Teach For America Corps Numbers Decline Again Amid Criticism, Recession Rebound
Participation in Teach for America, a nationwide program that recruits recent college graduates for short teaching stints in urban schools, has dropped over the past year. Numbers released Tuesday by the nonprofit organization showed that new teachers for the 2015-2016 academic year totaled 4,100. Last year, new membership was 5,300.
The new class was one of the most diverse in Teach for America history, with about half of participants being people of color or from low-income families. They studied at about 830 different colleges across the U.S., and their collective GPA was 3.4, according to a news release.

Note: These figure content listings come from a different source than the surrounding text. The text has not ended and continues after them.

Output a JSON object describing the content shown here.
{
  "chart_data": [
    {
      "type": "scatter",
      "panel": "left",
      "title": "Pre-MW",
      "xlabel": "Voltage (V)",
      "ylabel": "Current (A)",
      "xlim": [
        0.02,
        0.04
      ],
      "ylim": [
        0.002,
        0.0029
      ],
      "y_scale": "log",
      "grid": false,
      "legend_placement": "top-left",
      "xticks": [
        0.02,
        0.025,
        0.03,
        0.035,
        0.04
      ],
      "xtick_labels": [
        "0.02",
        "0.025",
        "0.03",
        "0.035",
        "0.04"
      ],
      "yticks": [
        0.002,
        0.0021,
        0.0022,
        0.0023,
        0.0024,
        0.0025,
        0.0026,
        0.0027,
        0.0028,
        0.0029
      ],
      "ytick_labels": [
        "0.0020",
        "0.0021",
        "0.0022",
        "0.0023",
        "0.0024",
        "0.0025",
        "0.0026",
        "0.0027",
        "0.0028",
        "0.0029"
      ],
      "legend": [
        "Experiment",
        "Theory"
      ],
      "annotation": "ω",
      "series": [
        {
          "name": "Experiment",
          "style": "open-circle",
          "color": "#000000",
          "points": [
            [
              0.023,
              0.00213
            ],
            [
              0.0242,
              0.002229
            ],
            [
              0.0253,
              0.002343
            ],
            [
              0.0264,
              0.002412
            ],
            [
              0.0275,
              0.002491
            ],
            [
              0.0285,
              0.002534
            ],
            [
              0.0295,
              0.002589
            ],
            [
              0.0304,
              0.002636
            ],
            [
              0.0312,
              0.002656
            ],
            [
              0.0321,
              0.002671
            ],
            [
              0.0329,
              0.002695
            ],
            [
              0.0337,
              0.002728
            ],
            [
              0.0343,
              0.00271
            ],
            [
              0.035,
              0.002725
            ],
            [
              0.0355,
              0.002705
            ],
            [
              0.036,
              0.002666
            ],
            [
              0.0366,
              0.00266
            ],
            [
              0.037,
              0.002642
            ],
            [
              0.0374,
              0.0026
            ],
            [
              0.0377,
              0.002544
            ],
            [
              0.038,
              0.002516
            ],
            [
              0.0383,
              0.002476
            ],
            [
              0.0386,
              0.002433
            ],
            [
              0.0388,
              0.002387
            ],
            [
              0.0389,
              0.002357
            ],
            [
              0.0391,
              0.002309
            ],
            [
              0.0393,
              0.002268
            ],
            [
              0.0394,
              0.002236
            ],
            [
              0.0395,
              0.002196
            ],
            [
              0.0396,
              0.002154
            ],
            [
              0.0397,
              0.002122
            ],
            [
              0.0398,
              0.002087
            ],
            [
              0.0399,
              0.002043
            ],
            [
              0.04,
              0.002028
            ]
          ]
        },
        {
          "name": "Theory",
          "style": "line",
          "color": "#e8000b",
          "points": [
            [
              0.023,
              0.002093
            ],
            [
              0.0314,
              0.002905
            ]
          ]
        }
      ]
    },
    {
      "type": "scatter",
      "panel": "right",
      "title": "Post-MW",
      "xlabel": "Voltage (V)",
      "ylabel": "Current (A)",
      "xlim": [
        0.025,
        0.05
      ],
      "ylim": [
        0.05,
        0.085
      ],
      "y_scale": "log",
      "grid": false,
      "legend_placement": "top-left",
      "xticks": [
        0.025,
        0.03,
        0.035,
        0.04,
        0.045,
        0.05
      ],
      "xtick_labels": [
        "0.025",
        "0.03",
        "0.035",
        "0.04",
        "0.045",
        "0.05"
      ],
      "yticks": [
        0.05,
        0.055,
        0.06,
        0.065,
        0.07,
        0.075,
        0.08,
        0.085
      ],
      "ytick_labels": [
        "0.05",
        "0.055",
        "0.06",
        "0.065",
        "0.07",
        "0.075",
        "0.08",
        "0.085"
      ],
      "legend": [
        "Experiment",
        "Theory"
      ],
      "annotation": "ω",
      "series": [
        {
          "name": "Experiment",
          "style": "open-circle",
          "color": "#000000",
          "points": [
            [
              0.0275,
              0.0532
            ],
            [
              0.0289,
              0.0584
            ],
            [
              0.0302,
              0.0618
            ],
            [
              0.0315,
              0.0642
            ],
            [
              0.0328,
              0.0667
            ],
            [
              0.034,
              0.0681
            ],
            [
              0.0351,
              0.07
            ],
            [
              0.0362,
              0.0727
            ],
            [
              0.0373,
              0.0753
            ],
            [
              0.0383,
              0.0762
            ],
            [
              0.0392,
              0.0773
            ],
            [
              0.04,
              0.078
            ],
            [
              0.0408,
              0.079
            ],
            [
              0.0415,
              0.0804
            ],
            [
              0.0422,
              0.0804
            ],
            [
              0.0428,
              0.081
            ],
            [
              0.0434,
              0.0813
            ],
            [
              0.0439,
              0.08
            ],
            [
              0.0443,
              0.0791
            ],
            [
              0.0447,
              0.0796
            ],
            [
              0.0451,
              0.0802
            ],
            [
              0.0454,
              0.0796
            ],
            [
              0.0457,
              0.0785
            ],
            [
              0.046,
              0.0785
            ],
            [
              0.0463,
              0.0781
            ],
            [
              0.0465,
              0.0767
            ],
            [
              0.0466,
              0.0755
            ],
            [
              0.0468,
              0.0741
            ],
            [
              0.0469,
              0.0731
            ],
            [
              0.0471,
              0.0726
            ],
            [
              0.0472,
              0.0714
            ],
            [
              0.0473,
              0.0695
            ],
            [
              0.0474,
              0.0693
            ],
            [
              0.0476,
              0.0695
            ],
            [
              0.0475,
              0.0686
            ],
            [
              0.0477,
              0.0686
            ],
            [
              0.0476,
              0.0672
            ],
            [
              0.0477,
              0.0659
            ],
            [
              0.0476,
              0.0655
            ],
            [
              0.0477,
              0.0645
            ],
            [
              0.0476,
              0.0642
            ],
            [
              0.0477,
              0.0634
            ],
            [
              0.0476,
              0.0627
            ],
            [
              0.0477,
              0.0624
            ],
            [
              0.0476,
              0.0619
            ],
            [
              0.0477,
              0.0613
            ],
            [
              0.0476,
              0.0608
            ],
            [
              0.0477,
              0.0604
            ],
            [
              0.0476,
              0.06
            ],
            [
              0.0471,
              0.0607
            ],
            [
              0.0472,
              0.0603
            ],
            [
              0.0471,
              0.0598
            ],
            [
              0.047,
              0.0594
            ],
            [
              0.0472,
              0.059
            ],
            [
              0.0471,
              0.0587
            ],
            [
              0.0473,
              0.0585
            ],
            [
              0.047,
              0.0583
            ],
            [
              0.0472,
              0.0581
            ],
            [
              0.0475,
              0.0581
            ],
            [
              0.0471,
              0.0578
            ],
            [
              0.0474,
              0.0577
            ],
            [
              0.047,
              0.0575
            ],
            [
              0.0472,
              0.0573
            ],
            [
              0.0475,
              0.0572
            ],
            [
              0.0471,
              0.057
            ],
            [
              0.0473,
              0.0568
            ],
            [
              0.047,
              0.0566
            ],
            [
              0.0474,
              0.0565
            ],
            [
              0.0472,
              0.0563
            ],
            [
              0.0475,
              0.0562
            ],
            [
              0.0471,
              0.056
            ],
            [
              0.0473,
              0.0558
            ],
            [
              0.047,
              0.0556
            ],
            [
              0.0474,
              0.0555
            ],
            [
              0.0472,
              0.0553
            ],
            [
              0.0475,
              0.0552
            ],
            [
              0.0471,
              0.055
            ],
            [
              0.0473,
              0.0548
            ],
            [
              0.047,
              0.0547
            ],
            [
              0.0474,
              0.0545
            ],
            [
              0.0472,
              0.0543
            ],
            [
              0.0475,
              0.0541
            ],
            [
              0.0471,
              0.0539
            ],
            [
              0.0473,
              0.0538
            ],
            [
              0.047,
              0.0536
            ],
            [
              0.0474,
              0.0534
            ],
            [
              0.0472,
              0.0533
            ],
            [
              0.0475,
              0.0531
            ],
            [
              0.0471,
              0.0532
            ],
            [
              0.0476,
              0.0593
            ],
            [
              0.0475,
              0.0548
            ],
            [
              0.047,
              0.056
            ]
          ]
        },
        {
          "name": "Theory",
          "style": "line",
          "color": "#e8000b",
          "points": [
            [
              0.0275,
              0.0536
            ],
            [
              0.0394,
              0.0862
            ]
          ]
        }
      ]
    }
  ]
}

But only about 44,000 people applied, down from 50,000 the year before. In fact, application numbers have been dropping since 2013, when more than 57,000 people requested to be a part of the teaching corps. Some have theorized that as the economy has recovered from the Great Recession, more job opportunities have opened up for college graduates.
"Persuading young Americans to choose this work is tougher than ever," co-CEOs Elisa Villanueva Beard and Matthew Kramer wrote in a blog post earlier this year. "In the shadow of the recession, college graduates are moving away from public and service-oriented work and gravitating towards professions they perceive as more stable and financially sustainable. The polarized conversation around education isn’t helping either."
Teach for America has faced complaints from critics and alumni who argue it's too politically connected, doesn't prepare its teachers well enough, enables rapid turnover at needy schools and doesn't generate long-term teachers, the Huffington Post reported. Potential applicants were apparently listening, as about 70 percent of people who considered joining Teach for America but didn't said they were dissuaded by the controversy, according to a February 2015 report from the nonprofit Bellwether Education Partners.
To fix its sliding numbers, Teach for America planned to switch up its recruiting strategies. It will start finding "more emerging leaders, including engaging prospective corps members earlier in their college careers," and help them connect with current corps members and alumni "to get a firsthand sense of their daily work," according to the release. The first application deadline to join next year's corps was set for Aug. 21.